Exploring the Impact of Synthetic Data for Aerial-view Human Detection
Hyungtae Lee, Yan Zhang, Yi-Ting Shen, Heesung Kwon, Shuvra S. Bhattacharyya
TL;DR
This work investigates how synthetic data can bolster aerial-view human detection by systematically analyzing three interacting factors: the real reference data used to measure domain gap, the synthetic data selected for training, and the synthetic data pool from which samples are drawn. The authors model the detector’s representation as a multivariate Gaussian in the feature space and define a distribution gap as a normalized Mahalanobis distance, enabling a quantitative link between domain discrepancy and post-training performance. They introduce Progressive Transformation Learning (PTL) to progressively augment training with synthetics while preserving sim2real quality, using a CycleGAN to adapt selected samples toward the current data distribution and a time-saving tuning-from-previous-iteration strategy.
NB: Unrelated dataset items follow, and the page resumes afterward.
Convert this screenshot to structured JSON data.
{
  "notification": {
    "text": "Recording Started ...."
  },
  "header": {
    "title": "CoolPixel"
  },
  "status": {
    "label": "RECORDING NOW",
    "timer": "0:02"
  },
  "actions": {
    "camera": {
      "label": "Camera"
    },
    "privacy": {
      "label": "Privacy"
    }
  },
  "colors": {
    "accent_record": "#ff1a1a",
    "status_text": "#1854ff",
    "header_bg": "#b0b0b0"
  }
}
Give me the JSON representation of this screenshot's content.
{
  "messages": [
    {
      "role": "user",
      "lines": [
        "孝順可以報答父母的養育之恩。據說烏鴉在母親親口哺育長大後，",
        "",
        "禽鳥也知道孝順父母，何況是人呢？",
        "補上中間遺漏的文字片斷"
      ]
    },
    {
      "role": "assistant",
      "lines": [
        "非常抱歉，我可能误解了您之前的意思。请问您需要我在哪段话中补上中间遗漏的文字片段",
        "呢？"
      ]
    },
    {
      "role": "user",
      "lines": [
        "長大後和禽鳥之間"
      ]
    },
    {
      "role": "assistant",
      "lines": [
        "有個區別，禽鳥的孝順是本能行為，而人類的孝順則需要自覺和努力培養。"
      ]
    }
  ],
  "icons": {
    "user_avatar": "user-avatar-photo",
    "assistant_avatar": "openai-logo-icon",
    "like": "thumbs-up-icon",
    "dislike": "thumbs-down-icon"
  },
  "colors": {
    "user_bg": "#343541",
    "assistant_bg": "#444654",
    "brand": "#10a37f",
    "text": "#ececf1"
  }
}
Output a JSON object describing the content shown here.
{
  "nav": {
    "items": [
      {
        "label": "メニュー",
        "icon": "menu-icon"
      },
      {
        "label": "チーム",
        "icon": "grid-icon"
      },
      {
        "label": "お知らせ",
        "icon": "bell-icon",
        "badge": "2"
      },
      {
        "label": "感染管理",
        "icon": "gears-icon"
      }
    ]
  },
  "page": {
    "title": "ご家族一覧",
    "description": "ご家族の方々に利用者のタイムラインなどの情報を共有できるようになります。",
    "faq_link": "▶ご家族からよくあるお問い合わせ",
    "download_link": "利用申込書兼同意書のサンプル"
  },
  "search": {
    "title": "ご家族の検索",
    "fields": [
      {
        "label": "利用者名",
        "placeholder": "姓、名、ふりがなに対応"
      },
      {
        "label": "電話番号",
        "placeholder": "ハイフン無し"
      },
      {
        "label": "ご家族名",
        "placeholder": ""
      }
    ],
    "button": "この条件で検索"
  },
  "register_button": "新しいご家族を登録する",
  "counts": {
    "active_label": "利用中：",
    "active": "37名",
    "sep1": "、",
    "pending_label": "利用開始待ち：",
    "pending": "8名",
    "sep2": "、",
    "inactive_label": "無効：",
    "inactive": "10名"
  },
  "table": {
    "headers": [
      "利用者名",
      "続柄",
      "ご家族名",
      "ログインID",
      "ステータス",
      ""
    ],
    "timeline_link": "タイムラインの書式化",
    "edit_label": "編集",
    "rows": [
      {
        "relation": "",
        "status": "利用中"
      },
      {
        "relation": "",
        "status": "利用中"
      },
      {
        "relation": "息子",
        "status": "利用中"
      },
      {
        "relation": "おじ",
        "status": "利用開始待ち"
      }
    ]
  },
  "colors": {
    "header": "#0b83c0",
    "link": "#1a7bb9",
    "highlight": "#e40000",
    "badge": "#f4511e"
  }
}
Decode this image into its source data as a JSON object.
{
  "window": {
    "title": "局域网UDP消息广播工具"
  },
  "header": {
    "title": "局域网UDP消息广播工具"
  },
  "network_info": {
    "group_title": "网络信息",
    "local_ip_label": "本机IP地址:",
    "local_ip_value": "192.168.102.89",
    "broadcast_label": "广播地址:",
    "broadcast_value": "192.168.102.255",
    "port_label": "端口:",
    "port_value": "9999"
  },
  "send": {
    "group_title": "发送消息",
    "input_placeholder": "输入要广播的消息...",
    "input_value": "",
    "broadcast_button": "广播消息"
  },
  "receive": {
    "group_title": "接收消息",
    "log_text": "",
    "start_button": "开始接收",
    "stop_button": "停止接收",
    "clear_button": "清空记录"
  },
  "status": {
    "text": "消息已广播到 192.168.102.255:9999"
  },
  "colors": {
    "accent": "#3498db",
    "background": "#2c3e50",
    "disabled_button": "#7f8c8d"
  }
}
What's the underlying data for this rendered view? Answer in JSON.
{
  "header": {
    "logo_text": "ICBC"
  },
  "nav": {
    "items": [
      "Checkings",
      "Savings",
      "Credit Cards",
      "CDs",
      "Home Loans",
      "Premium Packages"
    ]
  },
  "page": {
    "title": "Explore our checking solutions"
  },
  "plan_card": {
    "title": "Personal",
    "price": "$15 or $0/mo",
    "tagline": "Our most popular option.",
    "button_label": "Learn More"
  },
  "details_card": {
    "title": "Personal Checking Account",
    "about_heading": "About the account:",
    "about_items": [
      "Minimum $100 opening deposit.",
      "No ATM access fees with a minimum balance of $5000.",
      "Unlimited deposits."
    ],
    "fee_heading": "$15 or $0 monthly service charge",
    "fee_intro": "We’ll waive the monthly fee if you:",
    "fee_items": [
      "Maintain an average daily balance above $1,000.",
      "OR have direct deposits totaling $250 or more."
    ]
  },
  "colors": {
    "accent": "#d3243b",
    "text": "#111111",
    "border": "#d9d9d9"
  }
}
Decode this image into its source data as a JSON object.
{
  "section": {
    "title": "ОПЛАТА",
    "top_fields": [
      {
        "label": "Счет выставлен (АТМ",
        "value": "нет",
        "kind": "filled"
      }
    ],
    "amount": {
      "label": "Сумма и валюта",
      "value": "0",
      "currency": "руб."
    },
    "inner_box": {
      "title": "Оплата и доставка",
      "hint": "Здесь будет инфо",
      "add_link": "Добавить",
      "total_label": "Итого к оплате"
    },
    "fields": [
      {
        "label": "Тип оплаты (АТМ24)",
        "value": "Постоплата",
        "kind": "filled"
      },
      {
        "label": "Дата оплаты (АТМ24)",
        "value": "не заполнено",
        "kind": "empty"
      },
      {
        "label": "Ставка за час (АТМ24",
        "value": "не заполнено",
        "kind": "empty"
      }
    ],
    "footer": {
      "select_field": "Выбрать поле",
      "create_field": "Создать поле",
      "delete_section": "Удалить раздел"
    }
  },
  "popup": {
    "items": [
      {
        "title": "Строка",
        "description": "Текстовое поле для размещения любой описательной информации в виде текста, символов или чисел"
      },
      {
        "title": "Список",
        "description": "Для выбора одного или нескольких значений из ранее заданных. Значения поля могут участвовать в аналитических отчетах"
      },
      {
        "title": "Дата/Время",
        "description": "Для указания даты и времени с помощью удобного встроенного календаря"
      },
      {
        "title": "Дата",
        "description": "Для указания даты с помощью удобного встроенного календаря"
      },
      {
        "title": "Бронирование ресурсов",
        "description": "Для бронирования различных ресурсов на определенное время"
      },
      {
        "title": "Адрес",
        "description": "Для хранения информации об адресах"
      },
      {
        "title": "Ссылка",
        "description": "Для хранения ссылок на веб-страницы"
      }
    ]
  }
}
Across extensive experiments on five real aerial datasets and a large synthetic pool, they show that synthetic data can significantly improve learning and generalization, especially in data-scarce regimes, but that benefits depend on real-data availability, sim2real transformation quality, and the diversity and domain-gap characteristics of the synthetic pool. The study offers practical guidance for designing synthetic-data workflows to maximize learning gains and domain generalization in aerial perception tasks and beyond.
Abstract
Aerial-view human detection has a large demand for large-scale data to capture more diverse human appearances compared to ground-view human detection. Therefore, synthetic data can be a good resource to expand data, but the domain gap with real-world data is the biggest obstacle to its use in training. As a common solution to deal with the domain gap, the sim2real transformation is used, and its quality is affected by three factors: i) the real data serving as a reference when calculating the domain gap, ii) the synthetic data chosen to avoid the transformation quality degradation, and iii) the synthetic data pool from which the synthetic data is selected. In this paper, we investigate the impact of these factors on maximizing the effectiveness of synthetic data in training in terms of improving learning performance and acquiring domain generalization ability--two main benefits expected of using synthetic data. As an evaluation metric for the second benefit, we introduce a method for measuring the distribution gap between two datasets, which is derived as the normalized sum of the Mahalanobis distances of all test data. As a result, we have discovered several important findings that have never been investigated or have been used previously without accurate understanding. We expect that these findings can break the current trend of either naively using or being hesitant to use synthetic data in machine learning due to the lack of understanding, leading to more appropriate use in future research.